Le jour tombait ; quelques réverbères s’allumaient peu à peu ; Sonia, le voile baissé, son baschlik attaché jusqu’au menton, marchait d’un pas timide le long des rues, presque désertes à cette heure, où jamais elle ne s’était trouvée seule. Son cœur battait de l’émotion fébrile qui accompagne toute entreprise hardie, et leur donne tant d’attrait dans la jeunesse ; il lui semblait être une héroïne de roman, elle, la petite Sonia, l’ombre de sa sœur jusque-là ! Et il ne s’agissait pas d’un banal roman d’amour, comme ceux qu’elle méprisait tant, et dont la littérature est pleine ; de son petit pas saccadé, rapide et rythmé, elle volait à un rendez-vous qui n’avait rien d’amoureux, et lorsqu’elle monta haletante l’escalier sombre d’une maison sordide, située dans une ruelle écartée, sa terreur folle et enfantine de l’obscurité n’était guère sentimentale. Elle frappa trois petits coups nerveux et précipités à une porte qui s’ouvrit aussitôt. Sonia était évidemment attendue, et Kovalewsky l’introduisit dans une modeste chambre d’étudiant, où les livres s’entassaient sur tous les meubles ; un vieux divan semblait en avoir été débarrassé uniquement pour faire place à la nouvelle venue.
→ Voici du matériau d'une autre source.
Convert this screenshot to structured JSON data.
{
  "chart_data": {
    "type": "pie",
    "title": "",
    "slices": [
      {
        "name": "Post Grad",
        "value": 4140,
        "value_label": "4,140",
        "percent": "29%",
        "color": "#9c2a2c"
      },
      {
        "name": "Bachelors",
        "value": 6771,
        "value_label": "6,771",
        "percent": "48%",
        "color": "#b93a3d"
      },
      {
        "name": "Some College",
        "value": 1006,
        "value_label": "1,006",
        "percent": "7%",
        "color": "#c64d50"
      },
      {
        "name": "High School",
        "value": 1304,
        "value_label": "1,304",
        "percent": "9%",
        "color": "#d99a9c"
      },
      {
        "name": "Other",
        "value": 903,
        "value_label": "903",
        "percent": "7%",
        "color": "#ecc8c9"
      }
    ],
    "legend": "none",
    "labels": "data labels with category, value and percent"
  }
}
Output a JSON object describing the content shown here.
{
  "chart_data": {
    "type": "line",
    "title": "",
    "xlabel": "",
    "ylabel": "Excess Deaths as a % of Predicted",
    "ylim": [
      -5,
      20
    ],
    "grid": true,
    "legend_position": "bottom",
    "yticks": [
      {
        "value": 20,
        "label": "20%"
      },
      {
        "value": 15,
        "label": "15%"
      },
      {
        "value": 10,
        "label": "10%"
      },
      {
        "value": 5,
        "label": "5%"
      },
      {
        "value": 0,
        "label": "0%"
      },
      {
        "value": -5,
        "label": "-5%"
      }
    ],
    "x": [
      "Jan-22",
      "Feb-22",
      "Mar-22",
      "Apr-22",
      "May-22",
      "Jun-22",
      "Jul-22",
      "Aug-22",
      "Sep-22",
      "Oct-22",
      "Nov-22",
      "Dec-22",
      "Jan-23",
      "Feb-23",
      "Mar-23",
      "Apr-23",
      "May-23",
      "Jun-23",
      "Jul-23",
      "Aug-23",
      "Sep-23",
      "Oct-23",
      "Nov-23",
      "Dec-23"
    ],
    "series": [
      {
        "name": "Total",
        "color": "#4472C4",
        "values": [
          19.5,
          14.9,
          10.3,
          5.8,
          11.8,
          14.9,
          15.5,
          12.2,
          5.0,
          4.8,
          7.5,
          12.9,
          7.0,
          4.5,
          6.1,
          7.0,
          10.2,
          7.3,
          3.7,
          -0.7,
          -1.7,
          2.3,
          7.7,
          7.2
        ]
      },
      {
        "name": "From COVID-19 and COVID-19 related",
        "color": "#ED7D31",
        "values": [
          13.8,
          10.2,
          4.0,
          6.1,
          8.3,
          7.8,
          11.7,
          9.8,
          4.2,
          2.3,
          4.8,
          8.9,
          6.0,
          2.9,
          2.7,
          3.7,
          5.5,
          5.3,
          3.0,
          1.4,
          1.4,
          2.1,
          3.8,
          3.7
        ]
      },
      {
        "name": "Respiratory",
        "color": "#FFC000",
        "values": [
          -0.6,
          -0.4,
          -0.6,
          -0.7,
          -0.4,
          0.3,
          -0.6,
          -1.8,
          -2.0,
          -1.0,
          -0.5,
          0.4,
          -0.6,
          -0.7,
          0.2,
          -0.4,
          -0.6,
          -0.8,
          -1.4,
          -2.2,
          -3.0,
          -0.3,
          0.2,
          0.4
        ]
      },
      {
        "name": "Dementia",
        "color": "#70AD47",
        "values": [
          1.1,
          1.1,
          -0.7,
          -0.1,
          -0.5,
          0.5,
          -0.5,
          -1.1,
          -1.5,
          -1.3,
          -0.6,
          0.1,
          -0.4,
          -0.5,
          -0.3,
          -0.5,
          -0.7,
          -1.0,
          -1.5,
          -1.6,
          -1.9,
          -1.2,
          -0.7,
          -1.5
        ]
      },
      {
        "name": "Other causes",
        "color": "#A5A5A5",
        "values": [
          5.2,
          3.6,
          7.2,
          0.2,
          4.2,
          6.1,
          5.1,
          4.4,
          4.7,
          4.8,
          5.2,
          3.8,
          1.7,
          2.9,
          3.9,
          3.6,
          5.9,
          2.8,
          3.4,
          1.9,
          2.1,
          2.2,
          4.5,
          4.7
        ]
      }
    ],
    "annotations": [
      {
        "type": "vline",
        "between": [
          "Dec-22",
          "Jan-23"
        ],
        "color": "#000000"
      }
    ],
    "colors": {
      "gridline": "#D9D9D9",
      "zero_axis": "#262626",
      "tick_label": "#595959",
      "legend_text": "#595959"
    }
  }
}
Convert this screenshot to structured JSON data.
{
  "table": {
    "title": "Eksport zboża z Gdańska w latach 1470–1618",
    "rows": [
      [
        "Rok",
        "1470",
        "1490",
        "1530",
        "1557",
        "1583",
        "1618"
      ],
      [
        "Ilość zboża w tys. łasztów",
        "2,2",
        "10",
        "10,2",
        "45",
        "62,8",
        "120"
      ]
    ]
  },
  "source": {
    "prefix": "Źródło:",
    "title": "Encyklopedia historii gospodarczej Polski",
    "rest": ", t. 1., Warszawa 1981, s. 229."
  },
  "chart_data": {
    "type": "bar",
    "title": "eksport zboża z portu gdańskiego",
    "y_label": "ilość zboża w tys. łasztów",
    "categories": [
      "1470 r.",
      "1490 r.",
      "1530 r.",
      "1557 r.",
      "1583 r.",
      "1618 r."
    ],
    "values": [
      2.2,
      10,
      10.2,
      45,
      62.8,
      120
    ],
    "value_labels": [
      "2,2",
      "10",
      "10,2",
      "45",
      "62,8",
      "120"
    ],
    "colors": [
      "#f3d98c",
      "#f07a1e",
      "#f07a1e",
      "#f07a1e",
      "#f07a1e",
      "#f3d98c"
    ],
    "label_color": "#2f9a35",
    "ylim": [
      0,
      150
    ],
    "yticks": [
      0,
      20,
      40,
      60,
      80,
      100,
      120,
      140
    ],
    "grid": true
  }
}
Le jeune homme ne ressemblait pas à un héros de roman. Une épaisse barbe rousse, et un énorme nez, le faisaient paraître laid au premier abord ; mais le regard de ses yeux bleu foncé, à l’expression intelligente et douce, exerçait vite un grand charme. Son attitude envers la jeune fille, qui venait si singulièrement se confier à lui, fut celle d’un frère aîné.
Les deux jeunes gens attendirent en proie à une vive émotion ; plus d’une fois Sophie sauta du divan en croyant entendre précipitamment monter quelqu’un.
Pendant ce temps, le Général et sa femme, rentrés assez tard, n’eurent que le temps de changer de toilette avant le dîner, et ne remarquèrent pas l’absence de leur fille cadette ; ils ne s’en aperçurent que lorsque tout le monde fut réuni dans la salle à manger au moment de se mettre à table.
« Où est Sonia ? » demandèrent-ils tous deux à Aniouta, qui semblait ce jour-là plus imposante et plus sûre d’elle-même que jamais, malgré l’expression nerveuse et agitée de son regard provocateur.
« Elle est sortie », répondit-elle, d’une voix étouffée, dont elle cherchait vainement à dominer le tremblement, tout en évitant les yeux de son père.
« Sortie ? Que signifie cela ? Avec qui ?
— Seule, mais elle a laissé un billet sur sa toilette. »
Un domestique fut aussitôt envoyé à la recherche du billet et l’on se mit à table dans un silence de mort.
Sophie avait calculé son coup plus juste, et certainement avec plus de cruauté qu elle ne l’imaginait ; avec l’égoïsme impitoyable et inconscient de la jeunesse, elle blessait son père, par son défi enfantin, à l’endroit sensible ; car, pour cet homme si fier, rien n’était cruel comme de dévorer en présence de tous l’affront de cette escapade.
Le billet ne contenait que ces mots : « Pardonne-moi, papa ; je suis chez Voldemar et je te supplie de ne plus t’opposer à notre mariage ».
Ivan Vassiliévitch lut ces lignes en silence, et quitta la table en murmurant quelques paroles d’excuses à ses voisins.
Dix minutes après, Sophie et son compagnon d’attente, de plus en plus inquiets, entendirent des pas furieux dans l’escalier ; la porte, qui n’était pas fermée, s’ouvrit violemment, et le Général parut devant sa fille tremblante.
Vers la fin du dîner, le père et la fille, suivis de Voldemar Kovalewsky, entrèrent dans la salle à manger.
« Permettez-moi de vous présenter le fiancé de ma fille Sophie », dit Ivan Vassiliévitch d’une voix émue.